# Thank you to Mark Sirota



## Portola (Nov 3, 2008)

I joined the Forums for the purpose of posting this thank you to Mark for showing how to set up a custom directory structure for importing photos! (See Tips & Tricks or www.lightroomqueen.com/community/showthread.php?t=3989.) This seemed like the most appropriate forum.

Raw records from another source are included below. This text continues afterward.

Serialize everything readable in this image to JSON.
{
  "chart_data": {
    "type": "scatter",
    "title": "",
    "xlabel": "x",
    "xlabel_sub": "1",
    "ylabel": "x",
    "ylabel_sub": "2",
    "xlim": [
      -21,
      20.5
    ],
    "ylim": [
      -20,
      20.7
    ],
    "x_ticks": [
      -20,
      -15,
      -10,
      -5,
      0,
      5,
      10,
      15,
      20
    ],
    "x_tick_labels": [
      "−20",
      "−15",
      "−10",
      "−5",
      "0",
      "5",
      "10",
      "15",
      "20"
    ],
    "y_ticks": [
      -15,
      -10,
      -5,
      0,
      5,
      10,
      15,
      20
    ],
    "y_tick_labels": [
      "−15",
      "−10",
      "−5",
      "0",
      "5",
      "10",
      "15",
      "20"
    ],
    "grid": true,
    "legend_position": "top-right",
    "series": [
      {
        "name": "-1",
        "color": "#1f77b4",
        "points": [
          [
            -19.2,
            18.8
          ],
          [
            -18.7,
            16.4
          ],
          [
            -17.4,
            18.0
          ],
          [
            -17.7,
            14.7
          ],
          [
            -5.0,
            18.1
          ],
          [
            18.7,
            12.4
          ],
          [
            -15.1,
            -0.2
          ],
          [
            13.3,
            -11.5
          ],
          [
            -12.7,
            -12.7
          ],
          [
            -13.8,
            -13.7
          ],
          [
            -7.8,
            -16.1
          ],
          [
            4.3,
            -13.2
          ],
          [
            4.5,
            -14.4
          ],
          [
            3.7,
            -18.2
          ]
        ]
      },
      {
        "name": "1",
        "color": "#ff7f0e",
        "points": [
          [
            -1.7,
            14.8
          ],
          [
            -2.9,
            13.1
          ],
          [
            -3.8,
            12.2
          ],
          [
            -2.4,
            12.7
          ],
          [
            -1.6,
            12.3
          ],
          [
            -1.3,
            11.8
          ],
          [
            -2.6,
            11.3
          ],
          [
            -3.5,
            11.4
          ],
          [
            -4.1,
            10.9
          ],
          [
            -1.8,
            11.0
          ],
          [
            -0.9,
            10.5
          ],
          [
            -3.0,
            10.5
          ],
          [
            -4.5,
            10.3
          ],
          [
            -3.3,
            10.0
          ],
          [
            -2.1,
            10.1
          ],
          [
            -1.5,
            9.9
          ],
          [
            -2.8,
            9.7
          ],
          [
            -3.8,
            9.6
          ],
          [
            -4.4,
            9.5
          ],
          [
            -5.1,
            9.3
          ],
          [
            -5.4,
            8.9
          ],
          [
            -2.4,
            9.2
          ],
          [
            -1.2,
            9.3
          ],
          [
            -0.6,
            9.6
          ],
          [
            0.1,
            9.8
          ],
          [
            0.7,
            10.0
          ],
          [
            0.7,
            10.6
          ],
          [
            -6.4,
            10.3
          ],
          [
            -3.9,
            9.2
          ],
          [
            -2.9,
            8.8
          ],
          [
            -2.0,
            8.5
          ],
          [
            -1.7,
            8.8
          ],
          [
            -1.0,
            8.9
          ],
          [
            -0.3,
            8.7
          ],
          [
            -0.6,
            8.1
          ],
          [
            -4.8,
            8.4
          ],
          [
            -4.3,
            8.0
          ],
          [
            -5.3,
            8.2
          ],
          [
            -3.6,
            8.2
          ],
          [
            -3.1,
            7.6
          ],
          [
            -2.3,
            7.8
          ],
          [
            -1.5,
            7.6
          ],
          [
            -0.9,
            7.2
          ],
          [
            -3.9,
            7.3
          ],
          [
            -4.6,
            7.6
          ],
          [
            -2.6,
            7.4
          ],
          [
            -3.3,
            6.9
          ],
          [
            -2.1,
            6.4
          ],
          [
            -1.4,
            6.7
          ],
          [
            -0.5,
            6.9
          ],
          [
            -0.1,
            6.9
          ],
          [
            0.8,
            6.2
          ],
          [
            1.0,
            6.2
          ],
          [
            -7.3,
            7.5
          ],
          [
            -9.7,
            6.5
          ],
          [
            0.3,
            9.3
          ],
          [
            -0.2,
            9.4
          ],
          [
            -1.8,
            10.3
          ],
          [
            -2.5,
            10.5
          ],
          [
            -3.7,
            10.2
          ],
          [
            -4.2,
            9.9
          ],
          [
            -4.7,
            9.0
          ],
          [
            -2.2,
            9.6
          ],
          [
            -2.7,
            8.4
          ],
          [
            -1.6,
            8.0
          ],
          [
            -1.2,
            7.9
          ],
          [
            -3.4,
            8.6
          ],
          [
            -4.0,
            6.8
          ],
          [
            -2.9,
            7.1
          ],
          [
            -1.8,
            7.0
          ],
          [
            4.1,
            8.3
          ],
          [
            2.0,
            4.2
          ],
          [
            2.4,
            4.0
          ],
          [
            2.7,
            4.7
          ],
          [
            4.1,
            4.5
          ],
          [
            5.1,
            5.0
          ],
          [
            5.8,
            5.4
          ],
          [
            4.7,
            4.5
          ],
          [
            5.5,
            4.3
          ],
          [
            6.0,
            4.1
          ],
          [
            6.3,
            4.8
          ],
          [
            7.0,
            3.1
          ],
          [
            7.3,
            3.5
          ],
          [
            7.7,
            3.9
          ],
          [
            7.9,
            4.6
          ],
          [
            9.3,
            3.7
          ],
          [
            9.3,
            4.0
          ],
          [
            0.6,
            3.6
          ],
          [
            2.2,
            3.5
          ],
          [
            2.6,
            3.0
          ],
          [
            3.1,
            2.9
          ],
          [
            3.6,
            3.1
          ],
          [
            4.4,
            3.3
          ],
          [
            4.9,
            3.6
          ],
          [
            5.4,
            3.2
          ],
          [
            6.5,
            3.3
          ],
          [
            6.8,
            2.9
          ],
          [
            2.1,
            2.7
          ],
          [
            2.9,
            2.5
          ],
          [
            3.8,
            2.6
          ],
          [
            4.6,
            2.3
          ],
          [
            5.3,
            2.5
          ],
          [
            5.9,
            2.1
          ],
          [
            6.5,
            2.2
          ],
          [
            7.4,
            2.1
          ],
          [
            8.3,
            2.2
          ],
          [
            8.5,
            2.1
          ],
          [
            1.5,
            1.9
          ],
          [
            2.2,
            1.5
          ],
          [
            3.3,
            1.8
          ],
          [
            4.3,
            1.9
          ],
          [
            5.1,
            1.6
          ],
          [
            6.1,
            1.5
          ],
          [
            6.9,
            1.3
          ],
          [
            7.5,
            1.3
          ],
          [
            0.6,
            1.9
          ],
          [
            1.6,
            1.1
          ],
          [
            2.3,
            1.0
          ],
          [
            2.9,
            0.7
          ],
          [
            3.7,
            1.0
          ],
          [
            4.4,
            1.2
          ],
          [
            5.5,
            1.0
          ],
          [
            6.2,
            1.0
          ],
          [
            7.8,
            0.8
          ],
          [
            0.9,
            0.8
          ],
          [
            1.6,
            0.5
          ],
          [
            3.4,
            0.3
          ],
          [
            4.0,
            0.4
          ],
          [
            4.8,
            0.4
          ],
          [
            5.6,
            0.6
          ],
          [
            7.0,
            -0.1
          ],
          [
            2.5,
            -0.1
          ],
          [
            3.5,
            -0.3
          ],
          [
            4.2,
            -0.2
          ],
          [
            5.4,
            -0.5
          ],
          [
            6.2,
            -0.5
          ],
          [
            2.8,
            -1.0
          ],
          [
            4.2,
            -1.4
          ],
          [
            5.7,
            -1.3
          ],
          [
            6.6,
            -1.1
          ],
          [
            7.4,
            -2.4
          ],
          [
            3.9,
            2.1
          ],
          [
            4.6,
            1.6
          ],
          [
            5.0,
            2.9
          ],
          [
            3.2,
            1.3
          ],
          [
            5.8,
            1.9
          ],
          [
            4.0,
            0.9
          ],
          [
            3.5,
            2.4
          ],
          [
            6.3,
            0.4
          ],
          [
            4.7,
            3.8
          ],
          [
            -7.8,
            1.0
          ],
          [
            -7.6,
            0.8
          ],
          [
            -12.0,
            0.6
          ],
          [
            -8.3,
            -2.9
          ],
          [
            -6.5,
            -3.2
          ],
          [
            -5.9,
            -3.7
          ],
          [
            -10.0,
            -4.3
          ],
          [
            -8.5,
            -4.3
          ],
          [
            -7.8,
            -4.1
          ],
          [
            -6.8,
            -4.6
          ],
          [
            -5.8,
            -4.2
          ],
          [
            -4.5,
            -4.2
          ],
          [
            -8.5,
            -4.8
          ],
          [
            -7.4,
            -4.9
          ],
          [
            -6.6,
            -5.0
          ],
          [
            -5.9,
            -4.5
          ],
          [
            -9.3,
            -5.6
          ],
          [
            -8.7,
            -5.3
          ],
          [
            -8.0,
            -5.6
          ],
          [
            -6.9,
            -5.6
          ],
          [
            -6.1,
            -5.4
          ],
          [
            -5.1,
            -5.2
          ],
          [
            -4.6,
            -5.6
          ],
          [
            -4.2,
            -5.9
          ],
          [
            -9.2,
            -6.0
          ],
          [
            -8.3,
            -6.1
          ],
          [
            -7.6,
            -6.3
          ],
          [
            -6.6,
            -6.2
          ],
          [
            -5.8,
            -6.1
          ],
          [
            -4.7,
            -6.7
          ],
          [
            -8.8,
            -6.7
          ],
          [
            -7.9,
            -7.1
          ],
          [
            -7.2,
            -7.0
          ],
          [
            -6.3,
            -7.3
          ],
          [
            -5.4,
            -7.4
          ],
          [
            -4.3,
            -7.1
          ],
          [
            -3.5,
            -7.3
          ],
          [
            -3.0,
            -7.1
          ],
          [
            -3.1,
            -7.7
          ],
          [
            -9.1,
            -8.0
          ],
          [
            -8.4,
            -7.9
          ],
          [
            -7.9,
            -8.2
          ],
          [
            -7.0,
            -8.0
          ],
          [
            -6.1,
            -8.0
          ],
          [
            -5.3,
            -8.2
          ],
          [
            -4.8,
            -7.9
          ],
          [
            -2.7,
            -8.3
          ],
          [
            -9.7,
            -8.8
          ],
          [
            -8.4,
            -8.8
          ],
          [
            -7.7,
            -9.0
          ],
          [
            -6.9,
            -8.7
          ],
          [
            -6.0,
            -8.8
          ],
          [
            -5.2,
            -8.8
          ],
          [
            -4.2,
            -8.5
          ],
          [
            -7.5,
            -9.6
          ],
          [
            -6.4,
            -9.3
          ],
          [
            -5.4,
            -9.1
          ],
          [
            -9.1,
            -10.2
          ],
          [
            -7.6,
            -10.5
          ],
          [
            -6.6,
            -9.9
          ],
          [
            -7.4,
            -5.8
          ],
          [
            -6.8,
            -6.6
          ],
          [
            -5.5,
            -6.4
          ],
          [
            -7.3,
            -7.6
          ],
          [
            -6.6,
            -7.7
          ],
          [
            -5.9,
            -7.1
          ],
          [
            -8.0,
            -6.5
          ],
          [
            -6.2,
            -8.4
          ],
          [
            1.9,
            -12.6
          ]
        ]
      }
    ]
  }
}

I've used Breeze's excellent Downloader Pro for five years and I have a well-established directory structure I don't want to abandon. I'm starting a switch to Macintosh, though, which means I'll have to change to Image Ingester or something else for directory building. Why couldn't Lightroom just support a broader array of directory structures? Well, it does! I just needed Mark to show me how to do it.


----------



## Victoria Bampton (Nov 3, 2008)

Well done Mark, and welcome Portola!


----------



## Mark Sirota (Nov 3, 2008)

You're very welcome.  I'm glad to hear it's been so helpful to so many (myself included)!


----------



## Kiwigeoff (Nov 4, 2008)

I'll throw in my thanks too Mark, well done !! You have put in a detailed feature request ?? :lol::lol:


----------



## Mark Sirota (Nov 4, 2008)

I have, though perhaps not in the current cycle (I have a large stack to submit one of these days)...


----------